'Homes are a mirror of ourselves': Annie Leibovitz joins Ikea as inaugural artist in residence: As part of Ikea's Artist in Residence program, Annie Leibovitz will spend 2023 traveling the world to capture how people live in their homes .
During Milan Design Week 2023, Ikea announced Annie Leibovitz as the first creative to participate in the Swedish company's new Artist in Residence program.
According to Ikea's 2022 Life at Home report, nearly half of us don't feel like our home lives are accurately reflected in the media. And of the 37,000 respondents, 61% say their household budgets will be affected by the cost of living crisis.
"We've been in this industry for 80 years, so maybe we need someone else to see what life at home might be like in the future," said Marcus Engman, creative director at the Ingka group (which controls most Ikea stores). Enter the legendary American photographer as the company's first artist-in-residence.
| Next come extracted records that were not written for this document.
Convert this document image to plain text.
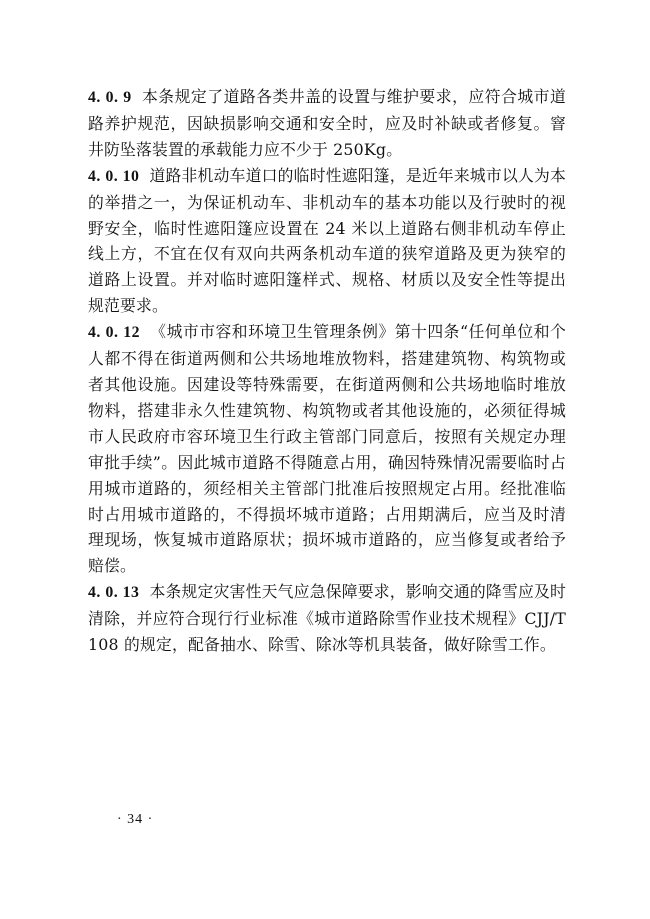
4. 0. 9 本条规定了道路各类井盖的设置与维护要求，应符合城市道路养护规范，因缺损影响交通和安全时，应及时补缺或者修复。窨井防坠落装置的承载能力应不少于 250Kg。

4. 0. 10 道路非机动车道口的临时性遮阳篷，是近年来城市以人为本的举措之一，为保证机动车、非机动车的基本功能以及行驶时的视野安全，临时性遮阳篷应设置在 24 米以上道路右侧非机动车停止线上方，不宜在仅有双向共两条机动车道的狭窄道路及更为狭窄的道路上设置。并对临时遮阳篷样式、规格、材质以及安全性等提出规范要求。

4. 0. 12 《城市市容和环境卫生管理条例》第十四条“任何单位和个人都不得在街道两侧和公共场地堆放物料，搭建建筑物、构筑物或者其他设施。因建设等特殊需要，在街道两侧和公共场地临时堆放物料，搭建非永久性建筑物、构筑物或者其他设施的，必须征得城市人民政府市容环境卫生行政主管部门同意后，按照有关规定办理审批手续”。因此城市道路不得随意占用，确因特殊情况需要临时占用城市道路的，须经相关主管部门批准后按照规定占用。经批准临时占用城市道路的，不得损坏城市道路；占用期满后，应当及时清理现场，恢复城市道路原状；损坏城市道路的，应当修复或者给予赔偿。

4. 0. 13 本条规定灾害性天气应急保障要求，影响交通的降雪应及时清除，并应符合现行行业标准《城市道路除雪作业技术规程》CJJ/T 108 的规定，配备抽水、除雪、除冰等机具装备，做好除雪工作。

· 34 ·
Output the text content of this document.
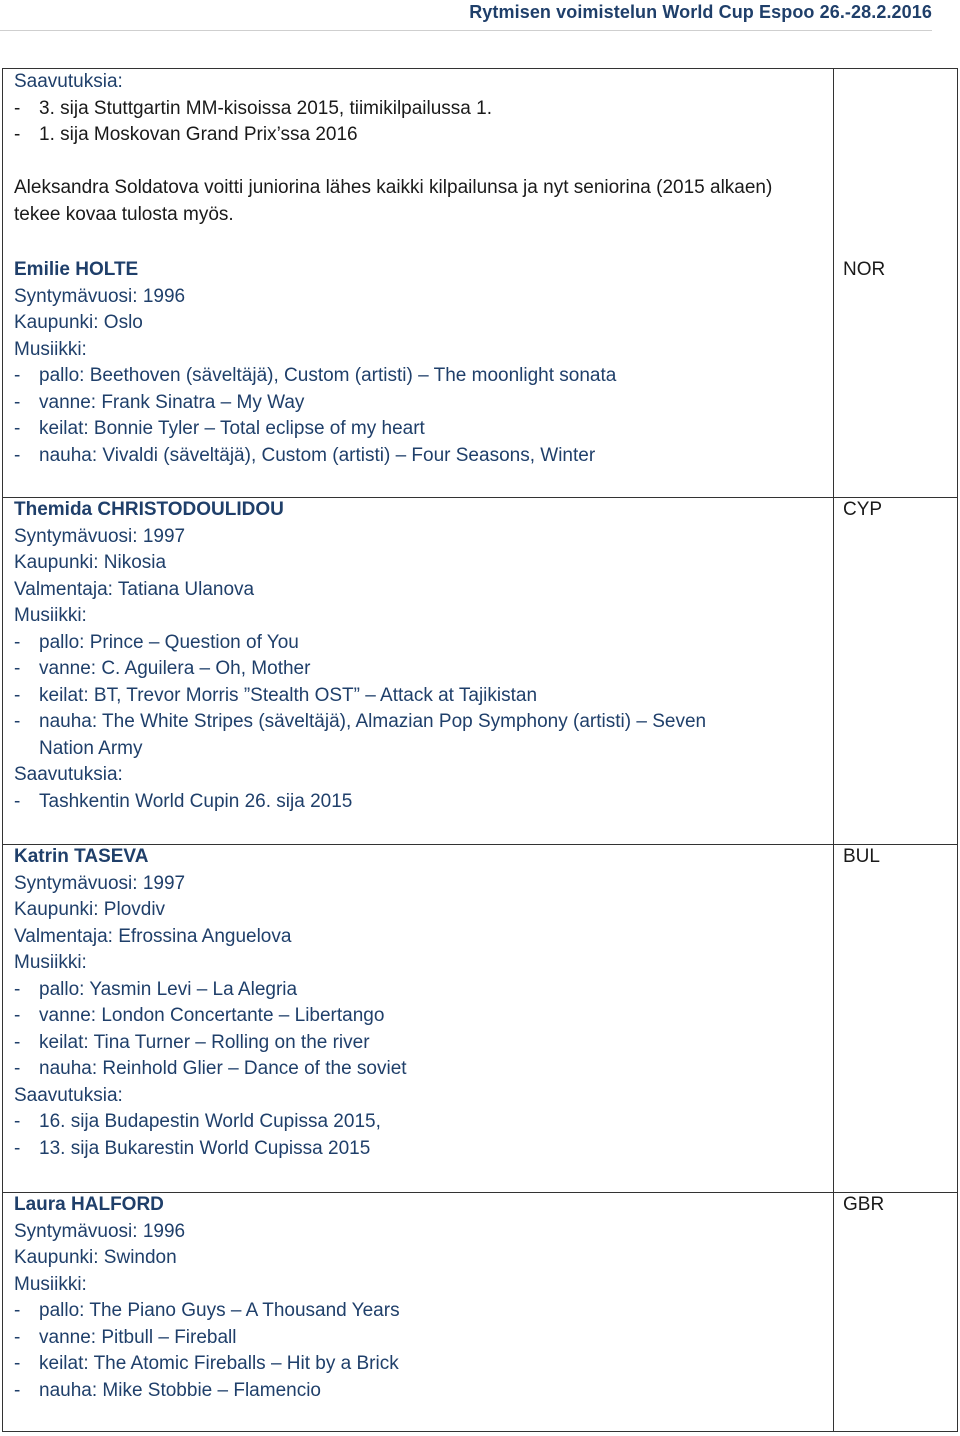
Rytmisen voimistelun World Cup Espoo 26.-28.2.2016
Saavutuksia:
- 3. sija Stuttgartin MM-kisoissa 2015, tiimikilpailussa 1.
- 1. sija Moskovan Grand Prix’ssa 2016
Aleksandra Soldatova voitti juniorina lähes kaikki kilpailunsa ja nyt seniorina (2015 alkaen)
tekee kovaa tulosta myös.
Emilie HOLTE
Syntymävuosi: 1996
Kaupunki: Oslo
Musiikki:
- pallo: Beethoven (säveltäjä), Custom (artisti) – The moonlight sonata
- vanne: Frank Sinatra – My Way
- keilat: Bonnie Tyler – Total eclipse of my heart
- nauha: Vivaldi (säveltäjä), Custom (artisti) – Four Seasons, Winter
NOR
Themida CHRISTODOULIDOU
Syntymävuosi: 1997
Kaupunki: Nikosia
Valmentaja: Tatiana Ulanova
Musiikki:
- pallo: Prince – Question of You
- vanne: C. Aguilera – Oh, Mother
- keilat: BT, Trevor Morris ”Stealth OST” – Attack at Tajikistan
- nauha: The White Stripes (säveltäjä), Almazian Pop Symphony (artisti) – Seven
Nation Army
Saavutuksia:
- Tashkentin World Cupin 26. sija 2015
CYP
Katrin TASEVA
Syntymävuosi: 1997
Kaupunki: Plovdiv
Valmentaja: Efrossina Anguelova
Musiikki:
- pallo: Yasmin Levi – La Alegria
- vanne: London Concertante – Libertango
- keilat: Tina Turner – Rolling on the river
- nauha: Reinhold Glier – Dance of the soviet
Saavutuksia:
- 16. sija Budapestin World Cupissa 2015,
- 13. sija Bukarestin World Cupissa 2015
BUL
Laura HALFORD
Syntymävuosi: 1996
Kaupunki: Swindon
Musiikki:
- pallo: The Piano Guys – A Thousand Years
- vanne: Pitbull – Fireball
- keilat: The Atomic Fireballs – Hit by a Brick
- nauha: Mike Stobbie – Flamencio
GBR
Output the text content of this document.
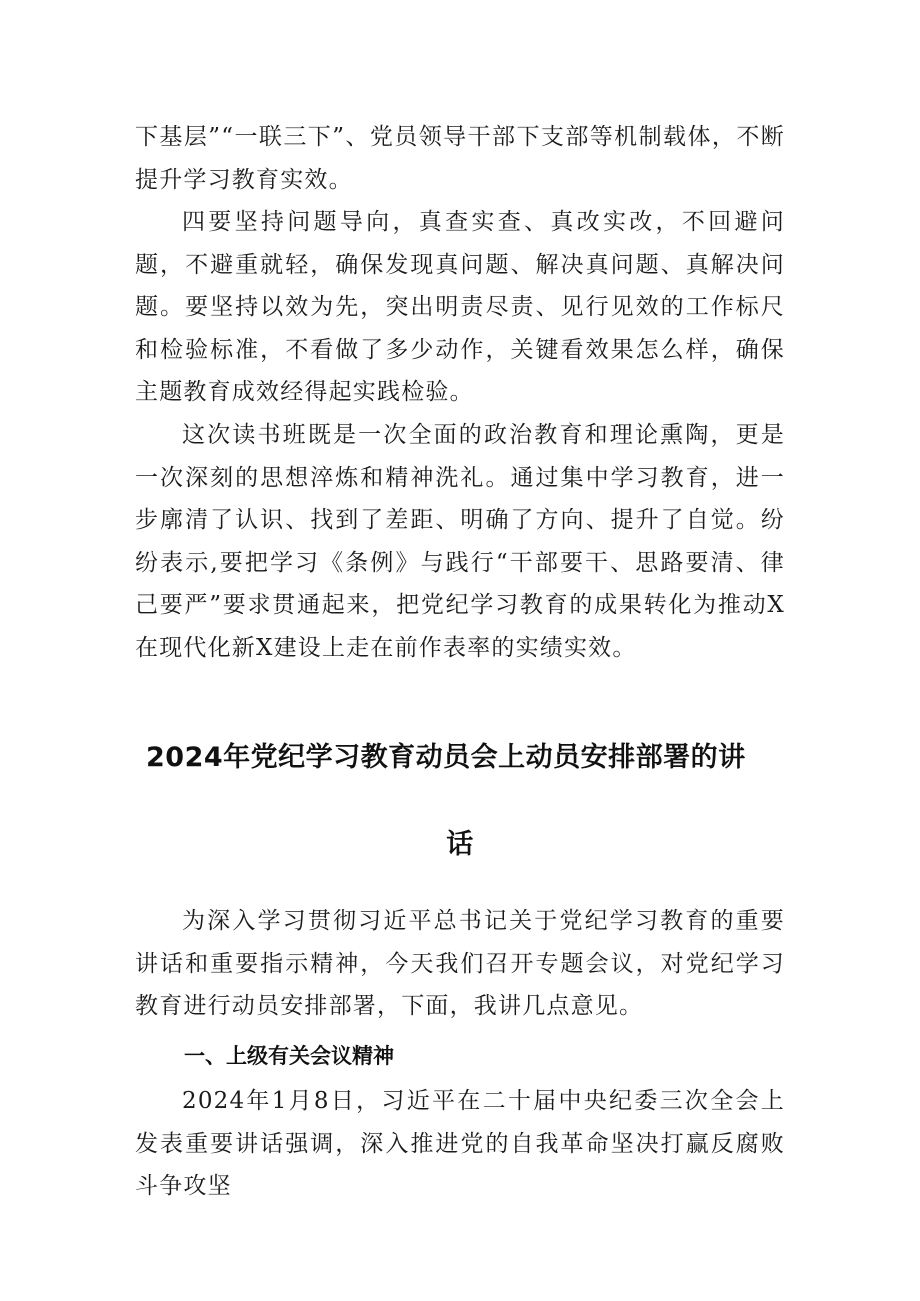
下基层”“一联三下”、党员领导干部下支部等机制载体，不断提升学习教育实效。

四要坚持问题导向，真查实查、真改实改，不回避问题，不避重就轻，确保发现真问题、解决真问题、真解决问题。要坚持以效为先，突出明责尽责、见行见效的工作标尺和检验标准，不看做了多少动作，关键看效果怎么样，确保主题教育成效经得起实践检验。

这次读书班既是一次全面的政治教育和理论熏陶，更是一次深刻的思想淬炼和精神洗礼。通过集中学习教育，进一步廓清了认识、找到了差距、明确了方向、提升了自觉。纷纷表示,要把学习《条例》与践行“干部要干、思路要清、律己要严”要求贯通起来，把党纪学习教育的成果转化为推动X在现代化新X建设上走在前作表率的实绩实效。

2024年党纪学习教育动员会上动员安排部署的讲
话

为深入学习贯彻习近平总书记关于党纪学习教育的重要讲话和重要指示精神，今天我们召开专题会议，对党纪学习教育进行动员安排部署，下面，我讲几点意见。

一、上级有关会议精神

2024年1月8日，习近平在二十届中央纪委三次全会上发表重要讲话强调，深入推进党的自我革命坚决打赢反腐败斗争攻坚
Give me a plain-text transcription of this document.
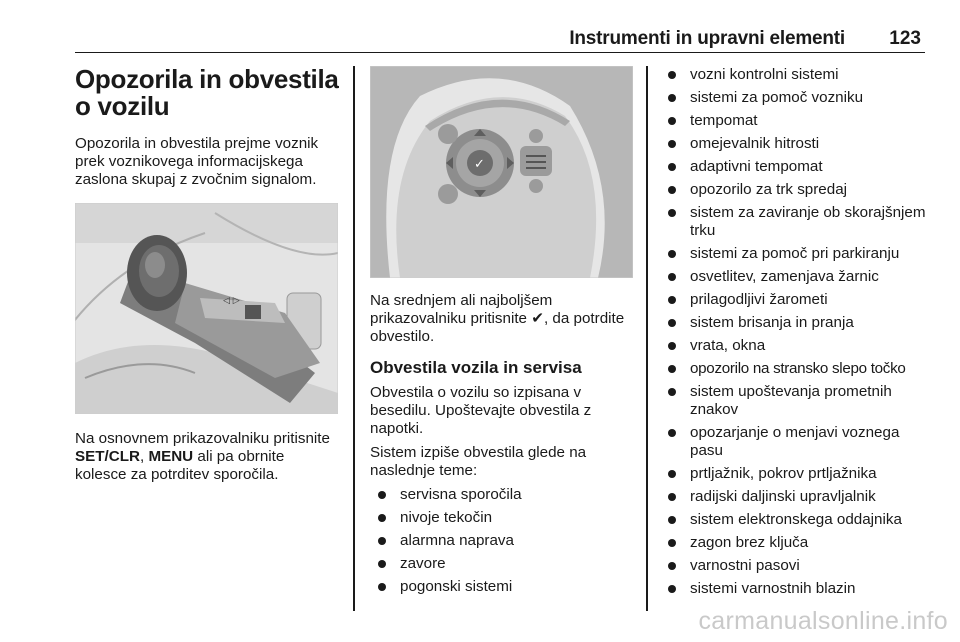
Instrumenti in upravni elementi 123
Opozorila in obvestila o vozilu

Opozorila in obvestila prejme voznik prek voznikovega informacijskega zaslona skupaj z zvočnim signalom.

◁ ▷

Na osnovnem prikazovalniku pritisnite SET/CLR, MENU ali pa obrnite kolesce za potrditev sporočila.

✓

Na srednjem ali najboljšem prikazovalniku pritisnite ✔, da potrdite obvestilo.

Obvestila vozila in servisa

Obvestila o vozilu so izpisana v besedilu. Upoštevajte obvestila z napotki.

Sistem izpiše obvestila glede na naslednje teme:

servisna sporočila
nivoje tekočin
alarmna naprava
zavore
pogonski sistemi
vozni kontrolni sistemi
sistemi za pomoč vozniku
tempomat
omejevalnik hitrosti
adaptivni tempomat
opozorilo za trk spredaj
sistem za zaviranje ob skorajšnjem trku
sistemi za pomoč pri parkiranju
osvetlitev, zamenjava žarnic
prilagodljivi žarometi
sistem brisanja in pranja
vrata, okna
opozorilo na stransko slepo točko
sistem upoštevanja prometnih znakov
opozarjanje o menjavi voznega pasu
prtljažnik, pokrov prtljažnika
radijski daljinski upravljalnik
sistem elektronskega oddajnika
zagon brez ključa
varnostni pasovi
sistemi varnostnih blazin
carmanualsonline.info
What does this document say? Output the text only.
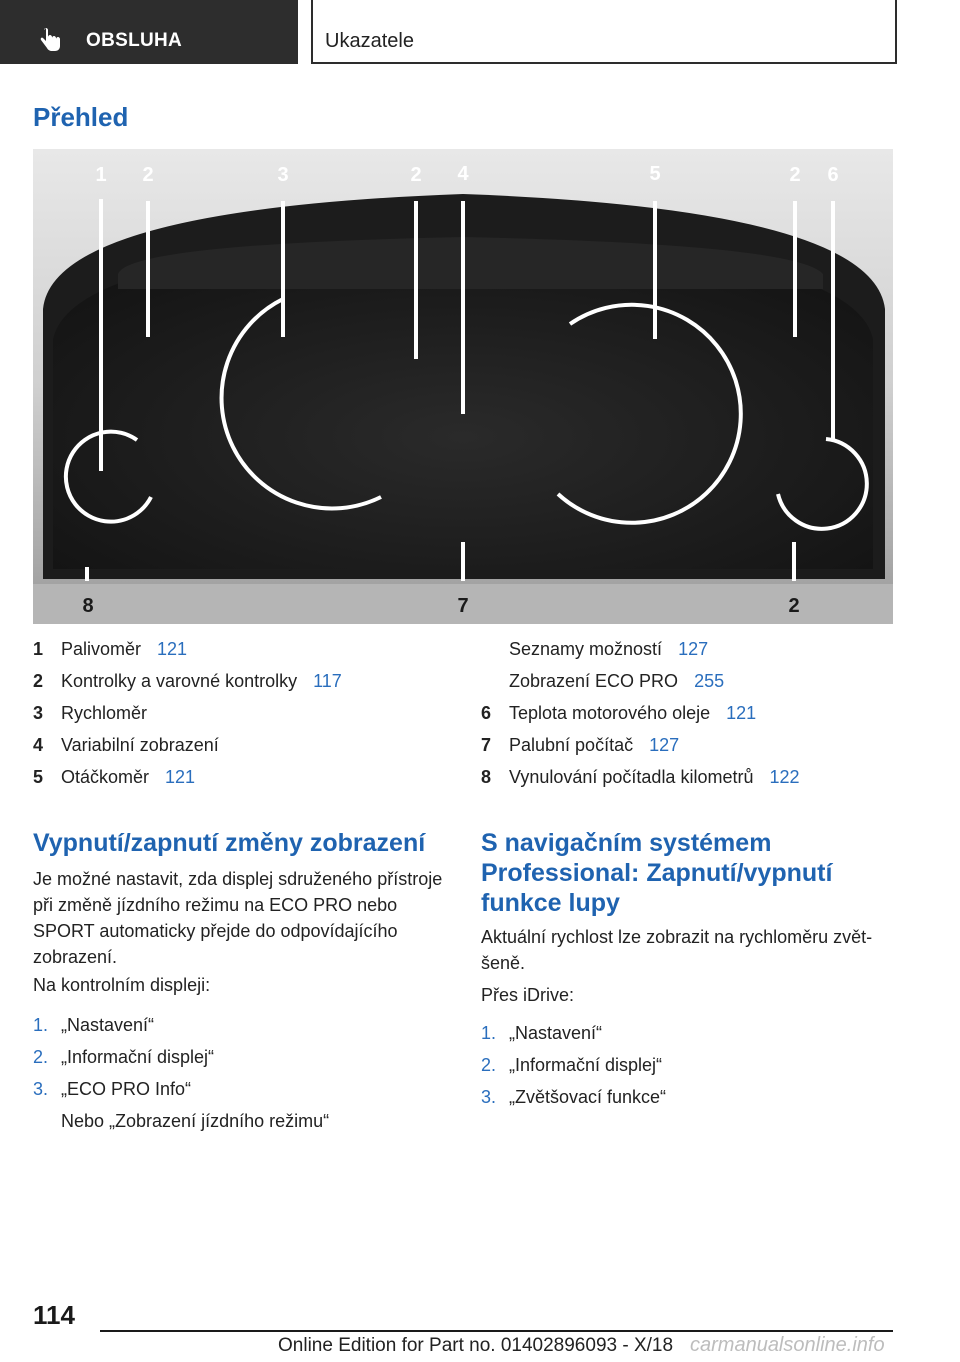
OBSLUHA	Ukazatele
Přehled
1 2	3	2 4	5	2 6
8	7	2
1 Palivoměr 121
2 Kontrolky a varovné kontrolky 117
3 Rychloměr
4 Variabilní zobrazení
5 Otáčkoměr 121
Seznamy možností 127
Zobrazení ECO PRO 255
6 Teplota motorového oleje 121
7 Palubní počítač 127
8 Vynulování počítadla kilometrů 122
Vypnutí/zapnutí změny zobrazení

Je možné nastavit, zda displej sdruženého přístroje při změně jízdního režimu na ECO PRO nebo SPORT automaticky přejde do odpovídajícího zobrazení.

Na kontrolním displeji:

1. „Nastavení“
2. „Informační displej“
3. „ECO PRO Info“
Nebo „Zobrazení jízdního režimu“
S navigačním systémem Professional: Zapnutí/vypnutí funkce lupy

Aktuální rychlost lze zobrazit na rychloměru zvětšeně.

Přes iDrive:

1. „Nastavení“
2. „Informační displej“
3. „Zvětšovací funkce“
114
Online Edition for Part no. 01402896093 - X/18 carmanualsonline.info
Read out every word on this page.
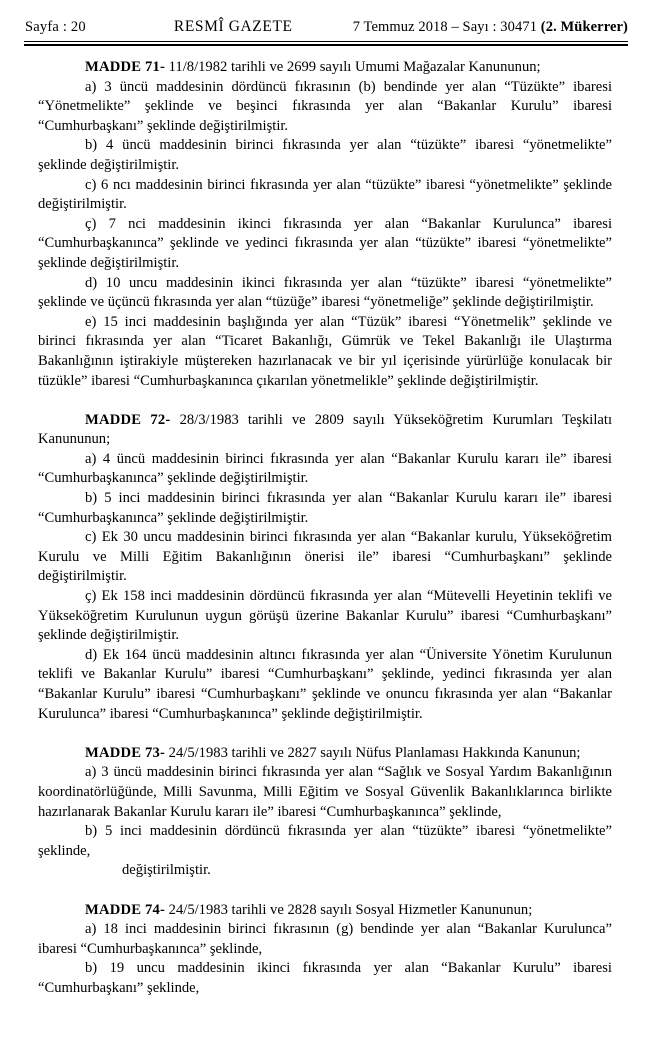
Sayfa : 20	RESMÎ GAZETE	7 Temmuz 2018 – Sayı : 30471 (2. Mükerrer)

MADDE 71- 11/8/1982 tarihli ve 2699 sayılı Umumi Mağazalar Kanununun;

a) 3 üncü maddesinin dördüncü fıkrasının (b) bendinde yer alan “Tüzükte” ibaresi “Yönetmelikte” şeklinde ve beşinci fıkrasında yer alan “Bakanlar Kurulu” ibaresi “Cumhurbaşkanı” şeklinde değiştirilmiştir.

b) 4 üncü maddesinin birinci fıkrasında yer alan “tüzükte” ibaresi “yönetmelikte” şeklinde değiştirilmiştir.

c) 6 ncı maddesinin birinci fıkrasında yer alan “tüzükte” ibaresi “yönetmelikte” şeklinde değiştirilmiştir.

ç) 7 nci maddesinin ikinci fıkrasında yer alan “Bakanlar Kurulunca” ibaresi “Cumhurbaşkanınca” şeklinde ve yedinci fıkrasında yer alan “tüzükte” ibaresi “yönetmelikte” şeklinde değiştirilmiştir.

d) 10 uncu maddesinin ikinci fıkrasında yer alan “tüzükte” ibaresi “yönetmelikte” şeklinde ve üçüncü fıkrasında yer alan “tüzüğe” ibaresi “yönetmeliğe” şeklinde değiştirilmiştir.

e) 15 inci maddesinin başlığında yer alan “Tüzük” ibaresi “Yönetmelik” şeklinde ve birinci fıkrasında yer alan “Ticaret Bakanlığı, Gümrük ve Tekel Bakanlığı ile Ulaştırma Bakanlığının iştirakiyle müştereken hazırlanacak ve bir yıl içerisinde yürürlüğe konulacak bir tüzükle” ibaresi “Cumhurbaşkanınca çıkarılan yönetmelikle” şeklinde değiştirilmiştir.

MADDE 72- 28/3/1983 tarihli ve 2809 sayılı Yükseköğretim Kurumları Teşkilatı Kanununun;

a) 4 üncü maddesinin birinci fıkrasında yer alan “Bakanlar Kurulu kararı ile” ibaresi “Cumhurbaşkanınca” şeklinde değiştirilmiştir.

b) 5 inci maddesinin birinci fıkrasında yer alan “Bakanlar Kurulu kararı ile” ibaresi “Cumhurbaşkanınca” şeklinde değiştirilmiştir.

c) Ek 30 uncu maddesinin birinci fıkrasında yer alan “Bakanlar kurulu, Yükseköğretim Kurulu ve Milli Eğitim Bakanlığının önerisi ile” ibaresi “Cumhurbaşkanı” şeklinde değiştirilmiştir.

ç) Ek 158 inci maddesinin dördüncü fıkrasında yer alan “Mütevelli Heyetinin teklifi ve Yükseköğretim Kurulunun uygun görüşü üzerine Bakanlar Kurulu” ibaresi “Cumhurbaşkanı” şeklinde değiştirilmiştir.

d) Ek 164 üncü maddesinin altıncı fıkrasında yer alan “Üniversite Yönetim Kurulunun teklifi ve Bakanlar Kurulu” ibaresi “Cumhurbaşkanı” şeklinde, yedinci fıkrasında yer alan “Bakanlar Kurulu” ibaresi “Cumhurbaşkanı” şeklinde ve onuncu fıkrasında yer alan “Bakanlar Kurulunca” ibaresi “Cumhurbaşkanınca” şeklinde değiştirilmiştir.

MADDE 73- 24/5/1983 tarihli ve 2827 sayılı Nüfus Planlaması Hakkında Kanunun;

a) 3 üncü maddesinin birinci fıkrasında yer alan “Sağlık ve Sosyal Yardım Bakanlığının koordinatörlüğünde, Milli Savunma, Milli Eğitim ve Sosyal Güvenlik Bakanlıklarınca birlikte hazırlanarak Bakanlar Kurulu kararı ile” ibaresi “Cumhurbaşkanınca” şeklinde,

b) 5 inci maddesinin dördüncü fıkrasında yer alan “tüzükte” ibaresi “yönetmelikte” şeklinde,

değiştirilmiştir.

MADDE 74- 24/5/1983 tarihli ve 2828 sayılı Sosyal Hizmetler Kanununun;

a) 18 inci maddesinin birinci fıkrasının (g) bendinde yer alan “Bakanlar Kurulunca” ibaresi “Cumhurbaşkanınca” şeklinde,

b) 19 uncu maddesinin ikinci fıkrasında yer alan “Bakanlar Kurulu” ibaresi “Cumhurbaşkanı” şeklinde,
Leibovitz will travel to the United Kingdom, Japan, the United States, Germany, Italy, India and Sweden – seven of the 37 countries that participated in the Life at Home survey – capturing normal people doing normal things in normal homes. Leibovitz couldn't be more excited: 'I have incredible respect for Ikea; one of my houses in California has nothing but Ikea furniture,' Leibovitz said at a press conference during the Salone del Mobile, where she has just returned from photographing three Italian subjects for the project. 'Ikea is like a world unto itself, and it doesn't consider how ahead of the game and important it is.'
Can we expect images of overflowing bins, empty fridges and tattered upholstery? Probably not. Leibovitz is not known for gritty photorealism: her photographs have graced the covers of magazines from Vogue to Vanity Fair to Rolling Stone; they are big-budget portraits of A-list stars artfully executed with Hollywood levels of production. But, she explains, 'I learned very early on in my portrait work that you have to start with your subject at home because they are going to sit in a chair a certain way. You will see who they are at home. On some level, our homes are mirrors to ourselves.'
But there's a big difference between capturing everyday people in the kitchen and celebrities. She responds: “For a long time, I really fought against the whole idea that there was a difference. After all, a well-known person is still a person. But actually, with someone famous, the biggest difference is that there are already a lot of photos of that person out there; for example, when I photographed the late Queen of England (in 2007), she was probably the most photographed person in the world.'
What makes this assignment different? “Home is now more important than ever,” she says. "Especially since Covid and the hybrid work-from-home model." But why do people feel that they are not represented in the media, that they are left out? “In the same way that there is a typical idea in the fashion industry about what size a woman should be, there is also a typical idea of what a house is,” says Leibovitz. 'But now we've opened up in all sorts of ways, and there's a difference between a home and feeling at home. And the latter can happen in many different places and perhaps that is more important now than an actual house.'
With 50 years of experience behind her, capturing these social and psychological changes in her subjects doesn't faze her. 'More challenging is how to reduce the images in the series.' Some may be collages in the style Hockney; some may not be one, but two images. Some may appear in a book. Exactly how, when and where they will be shown is absolute secret. And everything will be revealed at the end of the year.